Debajo de la
nevada
está naciendo el
verano.
Espera. Dame
la mano
y no me preguntes
nada.
I.
Recuerdo que a mis veintialgos llevaba habitualmente
aquella antología a todas partes: Punto y
aparte. Fue un amigo, no muchos años antes, quien me dejó algunas fotocopias
con poemas de aquel Miguel D’Ors: “Pero me las devuelves, ¿eh?”. Lo hice y me
busqué el libro encuadernado. Ya digo, lo llevaba como el alma, a todas partes:
a las rendijas y articulaciones del día, a aquella prestación social
sustitutoria —a modo de boecia consolación del tedio—; en la bici, el bus… Por
simpatía armónica, de allí me fui a las odas de Fray Luis, a Francisco de
Aldana y su epístola, al todo Garcilaso, al Lope de las Rimas sacras… (lo que me confirmó que da igual por donde empieces,
si perseveras, todo maestro conduce a otro maestro).
II.
Había un poemilla que, visto sobre el resto y pensándolo
más tarde, es fácil que se pierda a la mirada; pero no sé por qué, a mí me
frenó en seco.
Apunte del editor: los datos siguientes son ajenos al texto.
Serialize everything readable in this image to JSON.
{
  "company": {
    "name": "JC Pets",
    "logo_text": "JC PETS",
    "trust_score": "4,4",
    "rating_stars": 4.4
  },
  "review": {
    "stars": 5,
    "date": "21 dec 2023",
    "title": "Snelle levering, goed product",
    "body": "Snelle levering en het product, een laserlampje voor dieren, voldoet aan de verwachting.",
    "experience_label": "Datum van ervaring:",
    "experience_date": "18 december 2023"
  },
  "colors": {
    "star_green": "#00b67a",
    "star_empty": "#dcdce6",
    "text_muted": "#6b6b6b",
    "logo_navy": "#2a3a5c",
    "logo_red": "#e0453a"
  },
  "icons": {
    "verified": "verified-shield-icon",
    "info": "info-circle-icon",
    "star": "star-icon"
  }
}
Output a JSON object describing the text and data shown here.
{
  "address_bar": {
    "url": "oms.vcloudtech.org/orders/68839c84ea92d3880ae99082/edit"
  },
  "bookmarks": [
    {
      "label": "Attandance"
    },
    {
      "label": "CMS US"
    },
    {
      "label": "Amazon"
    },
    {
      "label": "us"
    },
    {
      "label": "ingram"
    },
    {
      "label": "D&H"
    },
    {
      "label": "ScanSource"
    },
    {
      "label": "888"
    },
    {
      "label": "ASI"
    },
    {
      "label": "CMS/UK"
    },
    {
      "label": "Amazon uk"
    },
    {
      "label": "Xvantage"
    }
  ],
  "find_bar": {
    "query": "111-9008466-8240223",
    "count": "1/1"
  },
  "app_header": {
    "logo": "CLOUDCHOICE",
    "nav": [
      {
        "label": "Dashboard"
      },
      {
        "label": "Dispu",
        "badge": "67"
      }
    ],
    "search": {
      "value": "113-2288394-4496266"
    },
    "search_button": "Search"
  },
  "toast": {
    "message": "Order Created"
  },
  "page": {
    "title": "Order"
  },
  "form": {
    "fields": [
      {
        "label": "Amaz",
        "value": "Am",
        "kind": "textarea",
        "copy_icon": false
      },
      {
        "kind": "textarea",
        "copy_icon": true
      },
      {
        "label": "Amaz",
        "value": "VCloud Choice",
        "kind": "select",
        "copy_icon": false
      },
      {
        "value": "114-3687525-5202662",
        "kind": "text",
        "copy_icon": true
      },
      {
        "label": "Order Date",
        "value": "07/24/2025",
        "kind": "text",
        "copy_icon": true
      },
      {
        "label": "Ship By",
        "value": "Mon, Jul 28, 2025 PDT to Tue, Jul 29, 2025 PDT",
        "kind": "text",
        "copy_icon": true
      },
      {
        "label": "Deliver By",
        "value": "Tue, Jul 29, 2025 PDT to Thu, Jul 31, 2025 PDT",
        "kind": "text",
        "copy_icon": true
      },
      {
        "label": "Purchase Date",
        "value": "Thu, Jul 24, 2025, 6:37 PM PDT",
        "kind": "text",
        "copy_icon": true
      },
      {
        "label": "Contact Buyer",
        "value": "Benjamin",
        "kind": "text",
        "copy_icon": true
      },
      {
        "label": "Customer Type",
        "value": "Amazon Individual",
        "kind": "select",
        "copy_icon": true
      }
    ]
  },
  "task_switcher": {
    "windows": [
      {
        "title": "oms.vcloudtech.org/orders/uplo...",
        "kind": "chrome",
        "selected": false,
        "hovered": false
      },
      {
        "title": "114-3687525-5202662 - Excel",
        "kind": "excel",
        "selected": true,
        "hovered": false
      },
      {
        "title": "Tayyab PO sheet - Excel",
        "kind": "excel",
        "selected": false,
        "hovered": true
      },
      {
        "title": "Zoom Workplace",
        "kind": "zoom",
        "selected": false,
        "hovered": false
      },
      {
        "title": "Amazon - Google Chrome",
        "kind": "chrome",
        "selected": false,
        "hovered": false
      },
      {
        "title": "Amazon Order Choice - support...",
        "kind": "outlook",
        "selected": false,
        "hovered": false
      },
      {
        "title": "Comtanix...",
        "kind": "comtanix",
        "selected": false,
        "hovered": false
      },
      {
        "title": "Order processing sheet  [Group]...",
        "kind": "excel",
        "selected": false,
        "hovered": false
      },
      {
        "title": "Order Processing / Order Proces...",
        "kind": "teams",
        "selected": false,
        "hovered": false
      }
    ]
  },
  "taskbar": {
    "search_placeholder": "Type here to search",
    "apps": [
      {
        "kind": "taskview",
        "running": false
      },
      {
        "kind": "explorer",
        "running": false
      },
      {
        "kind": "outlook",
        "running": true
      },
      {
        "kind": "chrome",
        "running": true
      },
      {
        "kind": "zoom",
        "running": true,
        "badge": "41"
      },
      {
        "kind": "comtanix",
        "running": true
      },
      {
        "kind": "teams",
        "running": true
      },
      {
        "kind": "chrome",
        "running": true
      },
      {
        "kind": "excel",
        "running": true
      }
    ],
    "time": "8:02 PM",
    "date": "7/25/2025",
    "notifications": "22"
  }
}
Es el que he puesto arriba, que no tiene ni título —o yo no lo
recuerdo—. Si le pones la mano encima, notas cómo vibra. Ni le sobra ni falta
nada. Ni imaginista ni puro concepto. Flotando ahí en medio.
III.
Cada vez que lo leo, escucho ese silencio de promesas,
escucho el blanco, la esperanza, la fe de lo que es pero aún no habla. Poema de
lo oculto, del pudor y la espera, y de la intimidad guardada. Poema que, si
quieres, retrasa los relojes un minuto, y acalla los ruidos. Poema de la mano, de
un no hablar. Qué poema más raro, que parece que niega las palabras que dice, y
aún el mismo decir.
Un himno de bolsillo, para urgencias.
IV.
No es habitual un cuarteto rimado de octosílabos —quiero
decir en estos tiempos nuestros, más de heptasílabo sin cascabeles—. Quizás por
eso, me ganó en su autoestop.
Miguel D’Ors me enseñó a poner el acento en la sílaba
sexta. Esas cosas que enseñan los maestros.